Darryl Hunt will receive an additional $391,000 from the state of North Carolina as compensation for being wrongfully imprisoned for nearly 19 years.
Hunt, the Winston-Salem man who was erroneously convicted of the murder and rape of Deborah Sykes, previously received about $359,000 in state compensation after he was exonerated and pardoned.
Under a new law, Hunt is entitled to more.
The law raises the amount of money that the state awards to people wrongly convicted of felonies who later receive pardons.
The old amount was $20,000 for each year of wrongful imprisonment, up to a maximum of $500,000. The new amount is $50,000 a year, up to a maximum of $750,000.
Because of the length of time he spent in prison, Hunt qualifies for the maximum, so he will be paid the difference between $750,000 and what he previously received from the state. Chris Mumma, an attorney who is handling Hunt's compensation claim, said this week that she plans to file the formal petition for Hunt's additional compensation within the next few weeks.
After that, it shouldn't take long for Hunt to receive the money, Mumma said. North Carolina generally pays out compensation in lump sums.
In addition to compensation from the state, Hunt also reached a settlement with the city of Winston-Salem in 2007 in which the city apologized to Hunt and agreed to pay him $1.65 million.
Hunt, who is black, was twice convicted of the 1984 murder and rape of Sykes, a white Winston-Salem newspaper editor. Hunt was released from prison in December 2003 and pardoned in 2004 after DNA evidence revealed that another man committed the rape. That man, Williard Brown, later confessed to the murder.
The new state law brings North Carolina in line with the federally recommended amount of per-year compensation for innocent people who have spent time in prison.
"The $50,000, of course, it is an attempt to compensate partially for the lost compensation and lost wages, but it is not just a wage compensation," Mumma said. "This goes to cover their medical, their dental, their mental health needs.
"There is no way to recapture the years, and there is no way to compensate for what these men, and sometimes women, lose in their lives."
Mumma is the executive director of the N.C. Center on Actual Innocence, a nonprofit group that coordinates work by North Carolina law schools to investigate inmates' claims of innocence.
The group lobbied the N.C. General Assembly for the new law this year, and legislators overwhelmingly passed it just before they adjourned their 2008 session. Gov. Mike Easley signed the law earlier this month.
During the drafting of the bill, legislators amended it to make it retroactive to anyone given a pardon of innocence on or after Jan. 1, 2004. That ensured that Hunt would qualify for the increased compensation.
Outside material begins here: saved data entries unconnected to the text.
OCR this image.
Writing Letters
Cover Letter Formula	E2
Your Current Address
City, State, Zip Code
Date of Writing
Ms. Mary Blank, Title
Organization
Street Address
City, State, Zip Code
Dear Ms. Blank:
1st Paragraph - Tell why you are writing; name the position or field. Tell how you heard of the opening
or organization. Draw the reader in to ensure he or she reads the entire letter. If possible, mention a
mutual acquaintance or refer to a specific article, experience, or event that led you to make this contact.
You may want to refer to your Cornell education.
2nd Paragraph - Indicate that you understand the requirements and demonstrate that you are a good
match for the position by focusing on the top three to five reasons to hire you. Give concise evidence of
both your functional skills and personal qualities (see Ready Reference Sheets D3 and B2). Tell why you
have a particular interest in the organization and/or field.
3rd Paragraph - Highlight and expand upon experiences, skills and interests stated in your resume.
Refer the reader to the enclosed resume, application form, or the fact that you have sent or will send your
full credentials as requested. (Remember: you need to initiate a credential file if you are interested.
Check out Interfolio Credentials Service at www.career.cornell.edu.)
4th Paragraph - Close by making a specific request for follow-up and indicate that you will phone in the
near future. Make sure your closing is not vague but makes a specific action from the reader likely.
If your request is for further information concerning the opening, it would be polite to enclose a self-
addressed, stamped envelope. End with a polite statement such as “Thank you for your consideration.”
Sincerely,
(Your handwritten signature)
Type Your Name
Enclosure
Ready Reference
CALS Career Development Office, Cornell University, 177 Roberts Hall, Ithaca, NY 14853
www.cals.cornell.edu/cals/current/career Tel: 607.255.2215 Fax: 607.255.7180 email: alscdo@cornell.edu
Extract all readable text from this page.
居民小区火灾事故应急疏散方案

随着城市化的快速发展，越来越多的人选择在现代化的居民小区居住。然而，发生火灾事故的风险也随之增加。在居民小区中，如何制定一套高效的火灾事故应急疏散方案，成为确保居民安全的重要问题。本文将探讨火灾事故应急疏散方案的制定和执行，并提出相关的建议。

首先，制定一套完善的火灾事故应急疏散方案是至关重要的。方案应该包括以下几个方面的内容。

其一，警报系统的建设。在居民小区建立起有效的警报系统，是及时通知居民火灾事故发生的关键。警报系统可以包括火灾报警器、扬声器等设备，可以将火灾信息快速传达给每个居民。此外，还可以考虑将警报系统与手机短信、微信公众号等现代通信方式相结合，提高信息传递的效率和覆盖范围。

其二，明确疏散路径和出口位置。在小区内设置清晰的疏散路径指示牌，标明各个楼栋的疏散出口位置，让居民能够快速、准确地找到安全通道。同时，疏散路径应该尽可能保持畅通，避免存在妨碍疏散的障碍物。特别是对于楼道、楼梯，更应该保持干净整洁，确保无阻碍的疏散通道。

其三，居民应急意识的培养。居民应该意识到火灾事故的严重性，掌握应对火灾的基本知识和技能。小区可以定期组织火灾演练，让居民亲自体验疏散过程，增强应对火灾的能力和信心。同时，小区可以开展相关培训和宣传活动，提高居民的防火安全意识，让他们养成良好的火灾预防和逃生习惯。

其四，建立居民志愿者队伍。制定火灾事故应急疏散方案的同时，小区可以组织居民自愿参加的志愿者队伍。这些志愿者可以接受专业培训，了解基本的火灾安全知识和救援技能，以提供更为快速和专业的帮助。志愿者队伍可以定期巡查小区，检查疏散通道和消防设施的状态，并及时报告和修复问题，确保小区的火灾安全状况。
Three other people also qualify for the increase: Dwayne Dail, who spent 18 years in prison after being wrongly convicted of a rape in Goldsboro; Leo Waters, who served 21 years after being wrongly convicted of a rape and robbery in Jacksonville; and Steve Snipes of Sanford, who served five years after being wrongly convicted of an armed robbery.
Hunt now runs the Darryl Hunt Project for Freedom and Justice, which advocates on behalf of ex-offenders and the wrongfully imprisoned. Hunt referred all questions to Mumma, who is also handling the compensation petitions of Dail and Waters.
"They're thankful for any help they can get," Mumma said.
The additional compensation money will come out of a state contingency fund or "out of any other available state funds," according to the new law.
The law also contains provisions for the state to pay for educational and job-training opportunities that a person was deprived of by being wrongfully convicted. Any compensation a person receives that way counts toward the maximum individual limit of $750,000.